Self-aligned sequential lateral field non-uniformities over channel depth for high throughput dielectrophoretic cell deflection

Dielectrophoresis (DEP) enables the separation of cells based on subtle subcellular phenotypic differences by controlling the frequency of the applied field. However, current electrode-based geometries extend over a limited depth of the sample channel, thereby reducing the throughput of the manipulated sample (sub-mu L min(-1) flow rates and <10(5) cells per mL). We present a flow through device with self-aligned sequential field non-uniformities extending laterally across the sample channel width (100 mu m) that are created by metal patterned over the entire depth (50 mu m) of the sample channel sidewall using a single lithography step.
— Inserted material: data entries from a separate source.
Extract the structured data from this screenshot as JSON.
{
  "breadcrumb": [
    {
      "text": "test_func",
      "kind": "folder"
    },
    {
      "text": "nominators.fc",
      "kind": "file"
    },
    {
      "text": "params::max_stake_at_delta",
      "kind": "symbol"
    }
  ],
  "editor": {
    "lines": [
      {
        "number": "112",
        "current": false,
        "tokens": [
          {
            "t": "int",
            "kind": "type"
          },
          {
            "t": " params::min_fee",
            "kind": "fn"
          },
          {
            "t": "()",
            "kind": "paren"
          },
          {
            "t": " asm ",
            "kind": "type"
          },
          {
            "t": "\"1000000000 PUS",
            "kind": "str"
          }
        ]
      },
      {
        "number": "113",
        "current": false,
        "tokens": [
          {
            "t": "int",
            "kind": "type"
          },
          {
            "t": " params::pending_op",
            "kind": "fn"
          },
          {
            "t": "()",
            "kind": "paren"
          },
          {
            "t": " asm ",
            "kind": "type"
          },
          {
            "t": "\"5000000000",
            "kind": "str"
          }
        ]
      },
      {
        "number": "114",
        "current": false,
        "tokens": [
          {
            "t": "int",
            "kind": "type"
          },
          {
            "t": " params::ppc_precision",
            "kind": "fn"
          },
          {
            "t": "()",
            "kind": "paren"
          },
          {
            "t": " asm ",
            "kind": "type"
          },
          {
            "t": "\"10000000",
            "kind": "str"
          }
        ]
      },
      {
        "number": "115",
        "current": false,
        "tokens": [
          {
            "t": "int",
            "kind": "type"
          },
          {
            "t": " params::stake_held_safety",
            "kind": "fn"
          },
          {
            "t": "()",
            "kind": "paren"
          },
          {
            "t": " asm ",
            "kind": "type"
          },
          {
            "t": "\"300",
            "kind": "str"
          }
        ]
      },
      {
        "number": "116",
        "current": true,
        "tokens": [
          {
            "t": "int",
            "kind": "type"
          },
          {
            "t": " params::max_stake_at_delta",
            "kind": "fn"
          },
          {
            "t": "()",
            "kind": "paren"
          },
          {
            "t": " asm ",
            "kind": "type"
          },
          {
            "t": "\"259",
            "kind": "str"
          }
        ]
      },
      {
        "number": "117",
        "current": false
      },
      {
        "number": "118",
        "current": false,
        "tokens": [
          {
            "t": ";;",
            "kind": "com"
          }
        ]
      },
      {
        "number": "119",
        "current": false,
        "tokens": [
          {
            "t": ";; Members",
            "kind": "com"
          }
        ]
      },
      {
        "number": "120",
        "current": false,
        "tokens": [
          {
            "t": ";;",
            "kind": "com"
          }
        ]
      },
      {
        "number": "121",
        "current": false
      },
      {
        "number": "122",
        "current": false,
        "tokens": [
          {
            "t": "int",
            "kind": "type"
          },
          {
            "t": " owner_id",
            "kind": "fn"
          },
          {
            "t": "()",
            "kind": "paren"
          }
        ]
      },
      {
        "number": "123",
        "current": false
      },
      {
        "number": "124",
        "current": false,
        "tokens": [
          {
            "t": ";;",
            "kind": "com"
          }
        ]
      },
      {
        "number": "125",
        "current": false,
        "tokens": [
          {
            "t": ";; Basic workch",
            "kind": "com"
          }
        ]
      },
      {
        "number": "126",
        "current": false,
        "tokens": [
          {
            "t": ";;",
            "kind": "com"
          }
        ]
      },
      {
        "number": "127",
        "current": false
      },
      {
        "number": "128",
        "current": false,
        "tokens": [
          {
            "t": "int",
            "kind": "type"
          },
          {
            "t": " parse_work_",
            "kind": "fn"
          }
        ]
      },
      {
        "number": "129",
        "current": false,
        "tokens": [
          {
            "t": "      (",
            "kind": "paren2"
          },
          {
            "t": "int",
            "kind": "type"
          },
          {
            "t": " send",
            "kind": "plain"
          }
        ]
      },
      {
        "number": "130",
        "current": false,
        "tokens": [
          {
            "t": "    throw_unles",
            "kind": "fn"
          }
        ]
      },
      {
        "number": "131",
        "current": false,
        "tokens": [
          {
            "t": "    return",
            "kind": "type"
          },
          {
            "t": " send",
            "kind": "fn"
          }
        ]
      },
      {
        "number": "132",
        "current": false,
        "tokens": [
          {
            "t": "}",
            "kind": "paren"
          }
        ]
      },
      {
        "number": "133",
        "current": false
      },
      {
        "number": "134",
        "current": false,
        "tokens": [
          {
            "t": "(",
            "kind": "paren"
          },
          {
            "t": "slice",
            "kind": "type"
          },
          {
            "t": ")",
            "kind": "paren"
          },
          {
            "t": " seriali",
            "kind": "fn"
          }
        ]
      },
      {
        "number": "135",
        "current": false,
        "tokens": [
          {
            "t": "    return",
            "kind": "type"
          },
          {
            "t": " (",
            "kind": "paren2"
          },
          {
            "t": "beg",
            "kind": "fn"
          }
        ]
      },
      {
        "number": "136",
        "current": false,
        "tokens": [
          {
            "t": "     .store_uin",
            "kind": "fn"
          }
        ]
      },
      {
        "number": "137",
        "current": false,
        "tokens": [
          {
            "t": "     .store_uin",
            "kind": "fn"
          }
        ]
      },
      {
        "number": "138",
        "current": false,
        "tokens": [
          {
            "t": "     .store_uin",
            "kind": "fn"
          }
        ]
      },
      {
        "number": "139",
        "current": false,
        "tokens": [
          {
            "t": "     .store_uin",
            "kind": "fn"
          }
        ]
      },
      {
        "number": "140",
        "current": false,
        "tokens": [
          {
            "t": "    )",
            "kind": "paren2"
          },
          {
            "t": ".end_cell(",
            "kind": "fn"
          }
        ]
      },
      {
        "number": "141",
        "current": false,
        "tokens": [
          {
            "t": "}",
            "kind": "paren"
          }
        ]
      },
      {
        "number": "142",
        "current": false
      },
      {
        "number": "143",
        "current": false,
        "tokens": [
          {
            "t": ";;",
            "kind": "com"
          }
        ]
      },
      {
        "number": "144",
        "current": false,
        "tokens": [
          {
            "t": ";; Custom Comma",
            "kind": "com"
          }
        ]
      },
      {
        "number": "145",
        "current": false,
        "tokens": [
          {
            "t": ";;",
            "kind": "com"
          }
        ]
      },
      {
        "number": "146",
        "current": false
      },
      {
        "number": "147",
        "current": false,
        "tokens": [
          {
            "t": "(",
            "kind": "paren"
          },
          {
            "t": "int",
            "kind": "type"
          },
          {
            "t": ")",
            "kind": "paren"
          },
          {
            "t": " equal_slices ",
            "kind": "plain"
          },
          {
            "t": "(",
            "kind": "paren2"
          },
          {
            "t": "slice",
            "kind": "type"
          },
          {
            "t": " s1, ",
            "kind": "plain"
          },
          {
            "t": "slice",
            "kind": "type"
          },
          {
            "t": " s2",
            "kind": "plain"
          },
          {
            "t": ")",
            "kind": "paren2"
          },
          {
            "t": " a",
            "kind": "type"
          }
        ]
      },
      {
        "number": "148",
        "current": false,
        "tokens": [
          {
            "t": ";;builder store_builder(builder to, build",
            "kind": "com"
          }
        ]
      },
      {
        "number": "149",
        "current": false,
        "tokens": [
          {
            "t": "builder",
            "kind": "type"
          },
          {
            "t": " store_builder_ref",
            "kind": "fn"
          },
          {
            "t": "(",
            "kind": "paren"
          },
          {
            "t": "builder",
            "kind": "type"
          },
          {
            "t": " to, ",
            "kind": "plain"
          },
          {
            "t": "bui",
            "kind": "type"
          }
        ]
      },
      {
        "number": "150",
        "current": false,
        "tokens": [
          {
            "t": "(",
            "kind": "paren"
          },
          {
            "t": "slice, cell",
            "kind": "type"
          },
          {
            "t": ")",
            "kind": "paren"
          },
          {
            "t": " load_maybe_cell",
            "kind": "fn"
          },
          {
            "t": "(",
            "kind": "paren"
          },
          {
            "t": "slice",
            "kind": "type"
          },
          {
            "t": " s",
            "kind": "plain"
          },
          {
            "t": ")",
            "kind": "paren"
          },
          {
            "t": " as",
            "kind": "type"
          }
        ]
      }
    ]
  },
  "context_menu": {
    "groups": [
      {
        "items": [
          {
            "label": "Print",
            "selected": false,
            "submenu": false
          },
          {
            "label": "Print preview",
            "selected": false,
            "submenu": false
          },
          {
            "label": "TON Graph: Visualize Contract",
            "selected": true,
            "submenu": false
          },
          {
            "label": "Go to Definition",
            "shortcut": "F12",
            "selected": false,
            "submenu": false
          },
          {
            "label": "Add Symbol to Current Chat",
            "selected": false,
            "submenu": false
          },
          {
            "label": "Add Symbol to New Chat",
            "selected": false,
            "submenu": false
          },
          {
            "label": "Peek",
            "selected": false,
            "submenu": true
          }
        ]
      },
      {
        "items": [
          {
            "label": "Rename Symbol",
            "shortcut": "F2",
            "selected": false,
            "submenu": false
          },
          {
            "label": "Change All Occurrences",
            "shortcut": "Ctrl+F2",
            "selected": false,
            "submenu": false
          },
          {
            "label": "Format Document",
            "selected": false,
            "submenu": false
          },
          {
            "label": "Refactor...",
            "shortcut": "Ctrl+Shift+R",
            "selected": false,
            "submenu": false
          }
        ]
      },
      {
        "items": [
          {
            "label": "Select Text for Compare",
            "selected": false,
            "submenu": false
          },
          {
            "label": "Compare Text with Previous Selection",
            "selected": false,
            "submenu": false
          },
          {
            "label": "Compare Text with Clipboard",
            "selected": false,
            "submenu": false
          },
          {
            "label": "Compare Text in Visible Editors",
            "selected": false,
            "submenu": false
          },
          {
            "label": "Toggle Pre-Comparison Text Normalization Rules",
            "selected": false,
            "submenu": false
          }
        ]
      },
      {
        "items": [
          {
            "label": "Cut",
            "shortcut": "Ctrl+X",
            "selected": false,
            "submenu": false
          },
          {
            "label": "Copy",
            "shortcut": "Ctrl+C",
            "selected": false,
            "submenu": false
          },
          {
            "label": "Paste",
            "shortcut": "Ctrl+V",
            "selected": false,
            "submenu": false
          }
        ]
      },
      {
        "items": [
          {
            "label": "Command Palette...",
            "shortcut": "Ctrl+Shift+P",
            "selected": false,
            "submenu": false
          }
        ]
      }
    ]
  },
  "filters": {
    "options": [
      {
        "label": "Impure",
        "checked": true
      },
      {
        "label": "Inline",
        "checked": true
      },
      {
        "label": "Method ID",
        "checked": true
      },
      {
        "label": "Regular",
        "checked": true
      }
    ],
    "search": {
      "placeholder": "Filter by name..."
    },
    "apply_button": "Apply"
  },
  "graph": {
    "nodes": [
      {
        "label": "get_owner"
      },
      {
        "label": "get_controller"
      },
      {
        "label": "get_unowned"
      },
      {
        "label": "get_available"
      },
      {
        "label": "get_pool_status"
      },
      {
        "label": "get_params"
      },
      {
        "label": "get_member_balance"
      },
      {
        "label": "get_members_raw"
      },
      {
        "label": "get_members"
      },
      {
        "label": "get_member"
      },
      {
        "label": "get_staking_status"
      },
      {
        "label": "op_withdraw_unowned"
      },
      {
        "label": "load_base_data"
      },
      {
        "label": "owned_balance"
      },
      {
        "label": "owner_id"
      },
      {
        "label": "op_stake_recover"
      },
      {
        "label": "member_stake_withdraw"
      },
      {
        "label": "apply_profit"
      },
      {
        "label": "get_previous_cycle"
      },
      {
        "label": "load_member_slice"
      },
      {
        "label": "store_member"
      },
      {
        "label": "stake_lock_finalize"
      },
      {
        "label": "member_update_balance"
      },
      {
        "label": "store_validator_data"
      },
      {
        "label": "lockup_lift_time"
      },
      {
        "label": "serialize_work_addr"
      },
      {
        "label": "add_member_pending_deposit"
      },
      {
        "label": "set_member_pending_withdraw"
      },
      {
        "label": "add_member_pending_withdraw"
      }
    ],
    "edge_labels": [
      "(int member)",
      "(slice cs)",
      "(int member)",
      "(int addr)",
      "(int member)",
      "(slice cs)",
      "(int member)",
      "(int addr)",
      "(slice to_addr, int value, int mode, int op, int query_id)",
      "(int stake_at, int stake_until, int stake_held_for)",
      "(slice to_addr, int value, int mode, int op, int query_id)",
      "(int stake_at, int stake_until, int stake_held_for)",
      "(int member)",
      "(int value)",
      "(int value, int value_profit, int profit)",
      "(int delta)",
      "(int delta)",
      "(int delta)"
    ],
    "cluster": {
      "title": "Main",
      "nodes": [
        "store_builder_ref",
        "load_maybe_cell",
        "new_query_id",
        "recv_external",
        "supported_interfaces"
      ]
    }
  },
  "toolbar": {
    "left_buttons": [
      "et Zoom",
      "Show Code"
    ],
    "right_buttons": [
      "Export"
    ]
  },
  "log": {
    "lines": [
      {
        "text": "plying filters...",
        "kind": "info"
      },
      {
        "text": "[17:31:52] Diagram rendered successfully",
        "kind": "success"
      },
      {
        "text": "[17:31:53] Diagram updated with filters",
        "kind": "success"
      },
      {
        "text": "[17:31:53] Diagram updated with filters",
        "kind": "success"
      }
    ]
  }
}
This enables single-cell streamlines to undergo progressive DEP deflection with minimal dependence on the cell starting position, its orientation versus the field and intercellular interactions. Phenotype-specific cell separation is validated (>mu L min(-1) flow and >10(6) cells per mL) using heterogeneous samples of healthy and glutaraldehyde-fixed red blood cells, with single-cell impedance cytometry showing that the DEP collected fractions are intact and exhibit electrical opacity differences consistent with their capacitance-based DEP crossover frequency. This geometry can address the vision of an all electric selective cell isolation and cytometry system for quantifying phenotypic heterogeneity of cellular systems.

Automated summary

This study introduces a novel method for cell separation using dielectrophoresis, which achieves efficient and precise separation by designing specific device geometries. Experimental validation on healthy and fixed red blood cells demonstrates the effectiveness of this method, highlighting its potential for further applications.